What makes matters worse is the judge: a man described as neither fearing God nor respecting any human being. But his depravity in fact goes beyond that.
I remember some years ago attending an in-service at which a psychiatrist outlined several characteristics of anti-social personality disorder. One consists in exerting exploitative control over people, manipulating others’ needs to serve their own. Another: a patent lack of remorse or sense of shame, living completely unencumbered by guilt. “It is a case of the judge’s inability to sense the evil of his actions in the presence of one who should make him ashamed” (K.E. Bailey). This judge is a sociopath. Does anyone stand a chance against someone like that?
Against all odds, the widow goes to court … something women ordinarily did not do in Jesus’ day. Perhaps she is assured by what is promised in the Old Testament: If ever you wrong any widow or orphan and they cry out to me, I will surely hear their cry (Exodus 22:22). Would anyone dare mistreat a widow in public?
But what was it that changed the mind of the heartless judge? Could it have been what St. John Paul II calls “the genius of women”? In his 1995 Letter to Women, the Pope wrote that
necessary emphasis should be placed on the “genius of women”…. Perhaps more than men, women acknowledge the person, because they see persons with their hearts. They see them independently of various ideological or political systems. They see others in their greatness and limitations; they try to go out to them and help them (12).
The judge’s ultimate fear is that the widow will “finally come and strike me.” But what I think really “strikes” him is her genius. The judge does not want to be seen in his limitations. He does not want to be helped.

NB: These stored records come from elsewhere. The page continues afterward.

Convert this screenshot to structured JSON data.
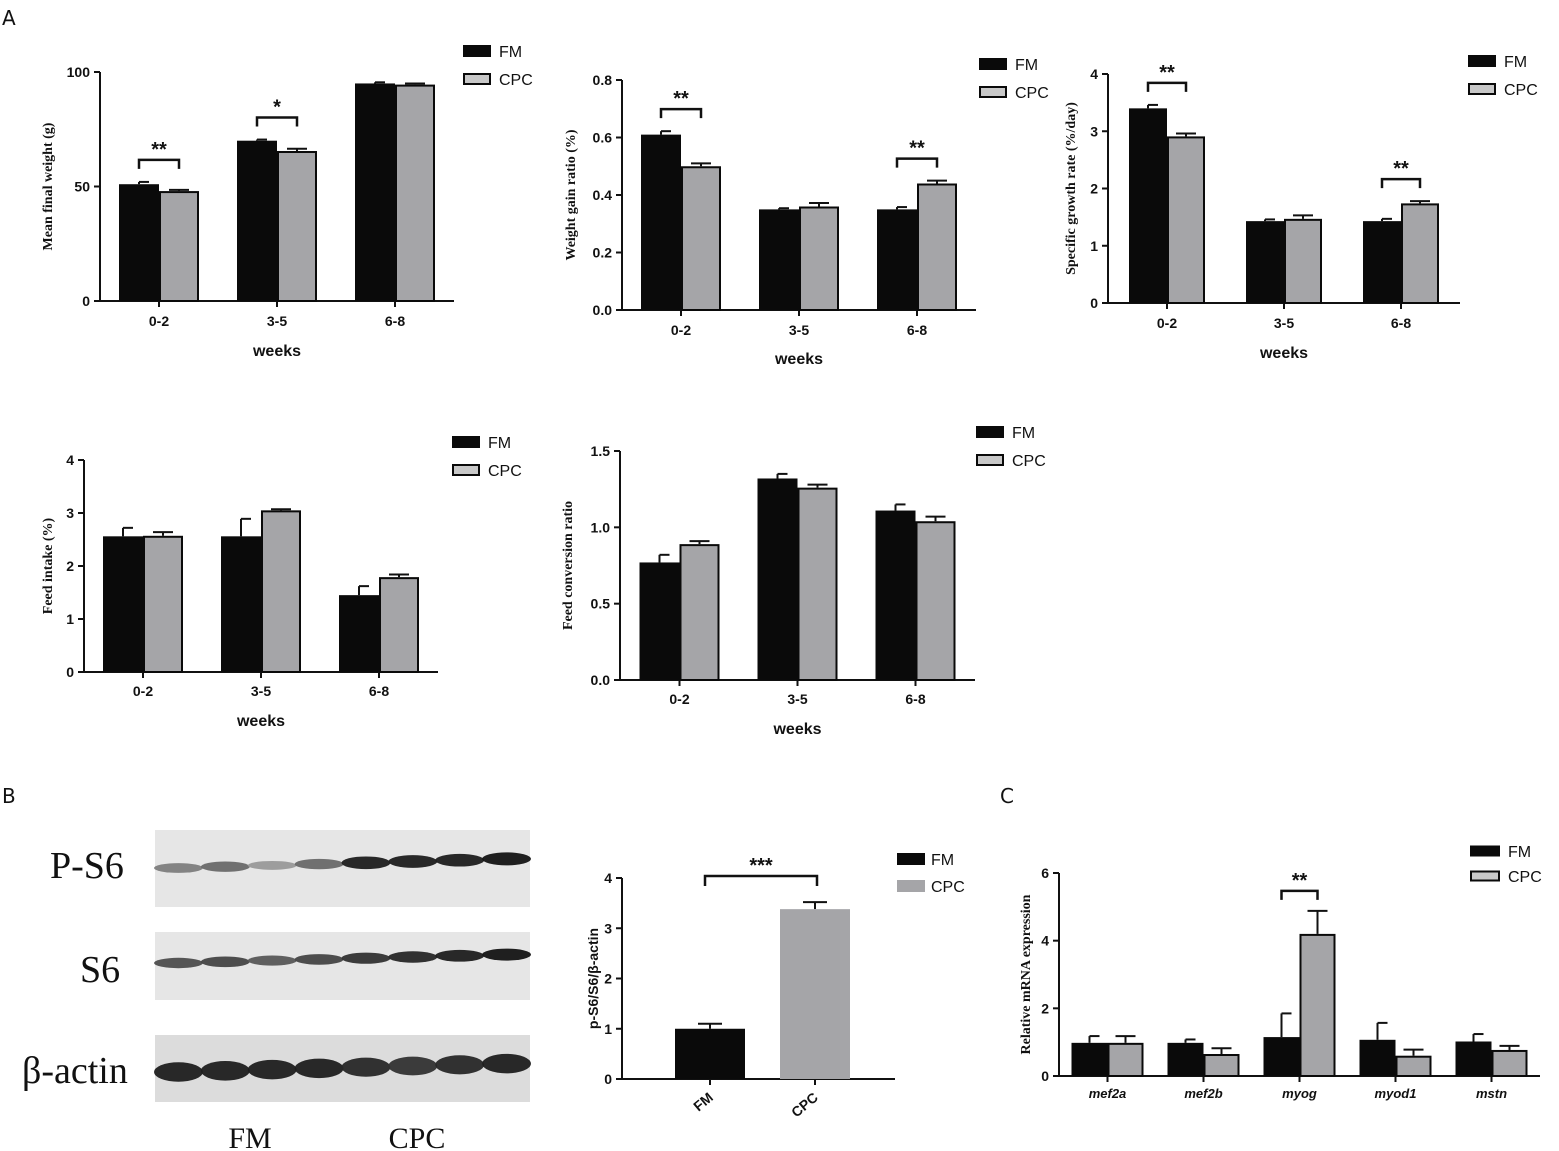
{
  "colors": {
    "FM": "#0a0a0a",
    "CPC": "#a5a5a8",
    "CPC_outline": "#0a0a0a"
  },
  "panels": {
    "A": "A",
    "B": "B",
    "C": "C"
  },
  "legend": {
    "FM": "FM",
    "CPC": "CPC"
  },
  "chart_data": [
    {
      "id": "weight",
      "type": "bar",
      "categories": [
        "0-2",
        "3-5",
        "6-8"
      ],
      "series": [
        {
          "name": "FM",
          "values": [
            51,
            70,
            95
          ],
          "errors": [
            1,
            0.5,
            0.5
          ]
        },
        {
          "name": "CPC",
          "values": [
            48,
            65.5,
            94.5
          ],
          "errors": [
            0.5,
            1,
            0.5
          ]
        }
      ],
      "xlabel": "weeks",
      "ylabel": "Mean final weight (g)",
      "ylim": [
        0,
        100
      ],
      "yticks": [
        "0",
        "50",
        "100"
      ],
      "sig": [
        {
          "category": 0,
          "text": "**"
        },
        {
          "category": 1,
          "text": "*"
        }
      ]
    },
    {
      "id": "wgr",
      "type": "bar",
      "categories": [
        "0-2",
        "3-5",
        "6-8"
      ],
      "series": [
        {
          "name": "FM",
          "values": [
            0.61,
            0.35,
            0.35
          ],
          "errors": [
            0.012,
            0.004,
            0.008
          ]
        },
        {
          "name": "CPC",
          "values": [
            0.5,
            0.36,
            0.44
          ],
          "errors": [
            0.01,
            0.012,
            0.01
          ]
        }
      ],
      "xlabel": "weeks",
      "ylabel": "Weight gain ratio (%)",
      "ylim": [
        0,
        0.8
      ],
      "yticks": [
        "0.0",
        "0.2",
        "0.4",
        "0.6",
        "0.8"
      ],
      "sig": [
        {
          "category": 0,
          "text": "**"
        },
        {
          "category": 2,
          "text": "**"
        }
      ]
    },
    {
      "id": "sgr",
      "type": "bar",
      "categories": [
        "0-2",
        "3-5",
        "6-8"
      ],
      "series": [
        {
          "name": "FM",
          "values": [
            3.4,
            1.43,
            1.43
          ],
          "errors": [
            0.06,
            0.03,
            0.04
          ]
        },
        {
          "name": "CPC",
          "values": [
            2.91,
            1.47,
            1.74
          ],
          "errors": [
            0.05,
            0.06,
            0.04
          ]
        }
      ],
      "xlabel": "weeks",
      "ylabel": "Specific growth rate (%/day)",
      "ylim": [
        0,
        4
      ],
      "yticks": [
        "0",
        "1",
        "2",
        "3",
        "4"
      ],
      "sig": [
        {
          "category": 0,
          "text": "**"
        },
        {
          "category": 2,
          "text": "**"
        }
      ]
    },
    {
      "id": "feed_intake",
      "type": "bar",
      "categories": [
        "0-2",
        "3-5",
        "6-8"
      ],
      "series": [
        {
          "name": "FM",
          "values": [
            2.56,
            2.56,
            1.45
          ],
          "errors": [
            0.16,
            0.33,
            0.17
          ]
        },
        {
          "name": "CPC",
          "values": [
            2.57,
            3.05,
            1.79
          ],
          "errors": [
            0.07,
            0.02,
            0.05
          ]
        }
      ],
      "xlabel": "weeks",
      "ylabel": "Feed intake (%)",
      "ylim": [
        0,
        4
      ],
      "yticks": [
        "0",
        "1",
        "2",
        "3",
        "4"
      ],
      "sig": []
    },
    {
      "id": "fcr",
      "type": "bar",
      "categories": [
        "0-2",
        "3-5",
        "6-8"
      ],
      "series": [
        {
          "name": "FM",
          "values": [
            0.77,
            1.32,
            1.11
          ],
          "errors": [
            0.05,
            0.03,
            0.04
          ]
        },
        {
          "name": "CPC",
          "values": [
            0.89,
            1.26,
            1.04
          ],
          "errors": [
            0.02,
            0.02,
            0.03
          ]
        }
      ],
      "xlabel": "weeks",
      "ylabel": "Feed conversion ratio",
      "ylim": [
        0,
        1.5
      ],
      "yticks": [
        "0.0",
        "0.5",
        "1.0",
        "1.5"
      ],
      "sig": []
    },
    {
      "id": "ps6",
      "type": "bar",
      "categories": [
        "FM",
        "CPC"
      ],
      "values": [
        1.0,
        3.38
      ],
      "errors": [
        0.1,
        0.14
      ],
      "ylabel": "p-S6/S6/β-actin",
      "ylim": [
        0,
        4
      ],
      "yticks": [
        "0",
        "1",
        "2",
        "3",
        "4"
      ],
      "sig": [
        {
          "text": "***"
        }
      ]
    },
    {
      "id": "mrna",
      "type": "bar",
      "categories": [
        "mef2a",
        "mef2b",
        "myog",
        "myod1",
        "mstn"
      ],
      "series": [
        {
          "name": "FM",
          "values": [
            0.98,
            0.98,
            1.15,
            1.07,
            1.02
          ],
          "errors": [
            0.2,
            0.1,
            0.7,
            0.5,
            0.22
          ]
        },
        {
          "name": "CPC",
          "values": [
            0.98,
            0.65,
            4.2,
            0.6,
            0.77
          ],
          "errors": [
            0.2,
            0.17,
            0.68,
            0.18,
            0.12
          ]
        }
      ],
      "ylabel": "Relative mRNA expression",
      "ylim": [
        0,
        6
      ],
      "yticks": [
        "0",
        "2",
        "4",
        "6"
      ],
      "sig": [
        {
          "category": 2,
          "text": "**"
        }
      ]
    }
  ],
  "blot": {
    "rows": [
      {
        "label": "P-S6",
        "intensities": [
          0.45,
          0.55,
          0.3,
          0.55,
          0.95,
          0.95,
          0.95,
          1.0
        ]
      },
      {
        "label": "S6",
        "intensities": [
          0.7,
          0.75,
          0.65,
          0.75,
          0.85,
          0.9,
          0.95,
          1.0
        ]
      },
      {
        "label": "β-actin",
        "intensities": [
          0.95,
          0.95,
          0.95,
          0.95,
          0.9,
          0.85,
          0.9,
          0.95
        ]
      }
    ],
    "groups": [
      "FM",
      "CPC"
    ]
  }
}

The point for us is this. We are all like the widow: We have lost a great love in our life, and that loss leaves a wound. The widow’s woundedness makes her poignantly aware that she needs something outside of herself in order to live her life. It moves her to petition the one who can provide for her need. In her case it is an anti-social tyrant, but we cry out to a compassionate, patient, extravagantly generous Father.

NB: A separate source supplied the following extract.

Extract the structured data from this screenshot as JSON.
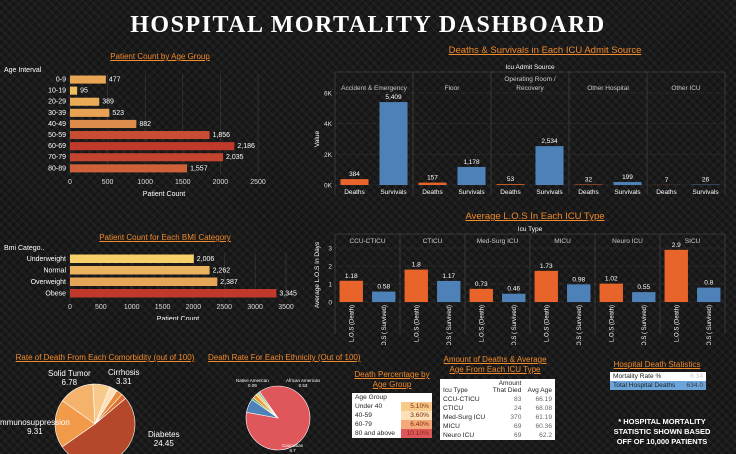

Notice that widow does not ask for vengeance; she asks for justice. She wants to be justified, which, says the Catechism of the Catholic Church, is to experience the renewal of the interior person. It is to be conformed to the righteousness of God who makes us inwardly just by the power of his mercy (see #1989 and 1992).
It is the feminine genius of the Church our Mother that gives us the hutzpah to stand before the Divine Judge when we are overcome by the tyranny of the world and to acknowledge the divine Person of the Son of God in all his greatness. To them Jesus promises: God will see to it that justice is done for them speedily.